Here's a list of my songs I have for the halloween season for my ipod. 

http://www.allaccess.com/forum/viewtopic.php?f=25&t=28676&sid=d32c68242ebac26a4f326b5feca036c6

anyone have any more I should get. please note I also have the midnight syndicate albums as well.


----------



## DexterSinister (Aug 13, 2011)

That's a pretty thorough list.

You've already got some artists that I would suggest, but not some of their songs.

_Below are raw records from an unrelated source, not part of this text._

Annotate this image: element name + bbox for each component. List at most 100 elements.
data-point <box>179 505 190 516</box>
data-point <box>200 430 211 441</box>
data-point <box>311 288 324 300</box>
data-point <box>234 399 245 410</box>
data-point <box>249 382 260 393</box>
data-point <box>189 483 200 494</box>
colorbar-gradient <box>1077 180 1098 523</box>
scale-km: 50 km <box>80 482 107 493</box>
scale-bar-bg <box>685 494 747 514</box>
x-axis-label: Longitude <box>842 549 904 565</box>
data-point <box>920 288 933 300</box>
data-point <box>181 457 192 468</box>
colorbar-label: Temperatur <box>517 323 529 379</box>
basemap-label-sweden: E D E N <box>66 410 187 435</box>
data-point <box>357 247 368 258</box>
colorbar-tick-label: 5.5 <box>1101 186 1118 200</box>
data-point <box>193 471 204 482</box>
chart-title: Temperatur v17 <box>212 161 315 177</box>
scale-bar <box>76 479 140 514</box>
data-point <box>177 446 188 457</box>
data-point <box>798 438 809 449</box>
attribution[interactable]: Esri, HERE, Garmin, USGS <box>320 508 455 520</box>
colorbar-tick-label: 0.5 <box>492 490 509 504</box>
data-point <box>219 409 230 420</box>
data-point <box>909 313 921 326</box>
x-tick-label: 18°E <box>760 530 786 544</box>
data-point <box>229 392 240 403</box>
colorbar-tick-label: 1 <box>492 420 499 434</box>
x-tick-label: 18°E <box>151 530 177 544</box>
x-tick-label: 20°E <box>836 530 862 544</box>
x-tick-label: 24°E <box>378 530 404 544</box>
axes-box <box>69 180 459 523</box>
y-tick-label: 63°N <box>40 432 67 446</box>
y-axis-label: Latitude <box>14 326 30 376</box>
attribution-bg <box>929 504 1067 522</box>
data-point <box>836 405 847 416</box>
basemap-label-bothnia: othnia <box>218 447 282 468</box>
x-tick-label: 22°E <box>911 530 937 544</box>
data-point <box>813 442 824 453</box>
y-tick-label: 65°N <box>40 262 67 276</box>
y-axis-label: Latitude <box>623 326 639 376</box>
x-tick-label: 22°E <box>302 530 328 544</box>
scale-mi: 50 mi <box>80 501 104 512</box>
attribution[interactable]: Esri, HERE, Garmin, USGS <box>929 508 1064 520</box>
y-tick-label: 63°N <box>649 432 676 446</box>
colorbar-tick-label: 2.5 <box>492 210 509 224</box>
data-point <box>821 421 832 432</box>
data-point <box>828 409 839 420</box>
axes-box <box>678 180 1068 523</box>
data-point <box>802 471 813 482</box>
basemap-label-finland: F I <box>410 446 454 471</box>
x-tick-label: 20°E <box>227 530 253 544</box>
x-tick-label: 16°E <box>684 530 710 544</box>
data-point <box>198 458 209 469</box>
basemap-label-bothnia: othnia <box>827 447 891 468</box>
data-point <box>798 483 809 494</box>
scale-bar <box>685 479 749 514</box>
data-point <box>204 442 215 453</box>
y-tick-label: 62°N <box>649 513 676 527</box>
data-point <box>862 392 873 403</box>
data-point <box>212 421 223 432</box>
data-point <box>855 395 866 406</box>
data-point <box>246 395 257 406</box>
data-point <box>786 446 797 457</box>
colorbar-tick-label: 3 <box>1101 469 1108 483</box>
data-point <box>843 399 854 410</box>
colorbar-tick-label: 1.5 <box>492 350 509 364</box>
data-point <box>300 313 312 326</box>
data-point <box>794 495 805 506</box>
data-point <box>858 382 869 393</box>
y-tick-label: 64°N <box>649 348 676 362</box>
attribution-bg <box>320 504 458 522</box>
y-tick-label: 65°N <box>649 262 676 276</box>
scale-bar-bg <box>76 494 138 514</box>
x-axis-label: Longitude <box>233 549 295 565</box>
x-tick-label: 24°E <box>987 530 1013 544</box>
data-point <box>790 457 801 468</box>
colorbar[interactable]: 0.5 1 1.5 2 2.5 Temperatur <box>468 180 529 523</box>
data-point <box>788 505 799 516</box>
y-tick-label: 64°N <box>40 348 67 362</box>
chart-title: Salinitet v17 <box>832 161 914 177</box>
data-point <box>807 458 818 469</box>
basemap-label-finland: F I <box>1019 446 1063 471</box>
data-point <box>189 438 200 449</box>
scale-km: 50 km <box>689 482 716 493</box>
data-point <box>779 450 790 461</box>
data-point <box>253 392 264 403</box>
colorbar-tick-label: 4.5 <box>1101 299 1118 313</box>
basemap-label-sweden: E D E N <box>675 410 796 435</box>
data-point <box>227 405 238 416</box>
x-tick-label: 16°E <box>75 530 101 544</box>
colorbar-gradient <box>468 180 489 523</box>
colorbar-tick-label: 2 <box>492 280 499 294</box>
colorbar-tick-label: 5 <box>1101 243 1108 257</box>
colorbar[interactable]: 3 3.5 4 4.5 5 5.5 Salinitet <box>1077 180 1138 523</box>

Danny Elfman: Sucker for Mystery

Oingo-Boingo: Who Do You Want to be Today, Nothing Bad Ever Happens, Nothing to Fear

Reverend Horton Heat: The Devil's Chasing Me, Loaded Gun


----------



## Blarghity (Sep 2, 2012)

Helloween: Dr. Stein. 

Yeah, it's metal, sure, it isn't scary, but it's a hilarious take on Franekstein.


----------



## xxnick0424 (Jul 17, 2011)

I Miss You - blink-182


----------



## napieram12 (Oct 18, 2010)

Dio 'Dream Evil'
Iron Maiden 'Number of the Beast'
The Outlaws "ghost Riders in the Sky' -you could also go with the Johnny Cash version on this one

looks like you've yougot it coverd otherwise


----------



## LaurynIpsum (Aug 28, 2012)

Here are songs I had on my Halloween play list last year that don't seem to be on your list

Siouxsie and the Banshees : Peek-A-Boo
Skinny Puppy : Blood on the Wall
The Damned : Dr Jekyll and Mr Hyde
The Cruxshadows : Monsters
Sisters of Mercy : Lucretia My Reflection
Danny Elfman : Come Along (from "Little Demons")
Danny Elfman : The Cat is Dead (from "Little Demons"
Nick Cave and the Bad Seeds : Song of Joy
Nick Cave and the Bad Seeds : The Curse of Millhaven
Rodrigo y Gabriella : Oogie Boogie's Song (Nightmare revisited)
Plain White T's : Poor Jack (Nightmare revisited)
Tiger Army : Oogie Boogie's Song (bonus track Nightmare revisited)
Jeremy Messersmith : Organ Donor
Windows to Sky : The Haunted Mansion - Grim Grinning Ghosts


----------